6. The heat dissipation device of claim 5, wherein the roof panel includes an opening defined therein configured to allow the heat released by the heat dissipation fan to be discharged to the outside of the vehicle, and

wherein the roof panel is sloped to guide the heat to the outside of the vehicle.

7. The heat dissipation device of claim 6, further comprising a cover panel coupled to an open upper surface of the roof panel, the cover panel being configured to prevent the heat dissipation fan from being exposed to the outside of the vehicle.

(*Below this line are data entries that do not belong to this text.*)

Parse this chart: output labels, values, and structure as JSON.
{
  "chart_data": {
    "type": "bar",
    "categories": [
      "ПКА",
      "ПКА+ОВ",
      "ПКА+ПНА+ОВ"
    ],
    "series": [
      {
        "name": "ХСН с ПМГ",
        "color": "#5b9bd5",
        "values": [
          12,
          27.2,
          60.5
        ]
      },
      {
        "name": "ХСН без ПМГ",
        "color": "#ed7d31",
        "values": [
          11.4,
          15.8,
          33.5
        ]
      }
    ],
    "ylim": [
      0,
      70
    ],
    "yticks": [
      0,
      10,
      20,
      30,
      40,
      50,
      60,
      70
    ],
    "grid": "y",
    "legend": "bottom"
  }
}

8. The heat dissipation device of claim 7, further comprising a barrier formed between the heat dissipation fan and the roof panel, the barrier being configured to prevent moisture that enters through a gap between the roof panel and the cover panel from entering the heat dissipation fan.

9. The heat dissipation device of claim 8, wherein the roof panel includes a drain hole defined within a slope of the roof panel, and

wherein the heat dissipation device further comprises a drain hose connected to the drain hole and configured to discharge the entering moisture to an outside of the heat dissipation device.

10. A device, the device comprising:

a first heat sink associated with an electronic device exposed in a passenger area of a vehicle;

a thermal conductor provided on the first heat sink; and

a second heat sink provided on a first side of the thermal conductor, the first heat sink being provided on a second side of the thermal conductor opposite to the first side of the thermal conductor, the second heat sink being configured to dissipate heat from the electronic device to an outside of the vehicle.

11. The device of claim 10, wherein the electronic device is provided in a headlining of a vehicle.

12. The device of claim 10, wherein the electronic device comprises a projector provided in a headlining of a vehicle.

13. The device of claim 10, wherein the thermal conductor is configured to transfer heat from the first heat sink to the second heat sink.

14. The device of claim 10, wherein the second heat sink comprises:

a main body disposed on the second side of the thermal conductor; and

protrusions extending from the main body.

15. The device of claim 14, wherein the vehicle comprises:

a roof having an opening defined therein to receive the protrusions,

wherein the protrusions are configured to extend to an outside from the roof.

16. The device of claim 14, wherein the vehicle comprises:

a roof having an opening defined therein to receive the second heat sink,

wherein the second heat sink in incorporated into the roof, and

wherein the protrusions are configured to extend to an outside from the roof.

17. The device of claim 10, wherein the vehicle comprises:

a roof portion configured to house the electronic device,

wherein the second heat sink contacts a roof panel of the roof portion, the second heat sink being configured to dispel the heat to an outside of the vehicle through the roof portion.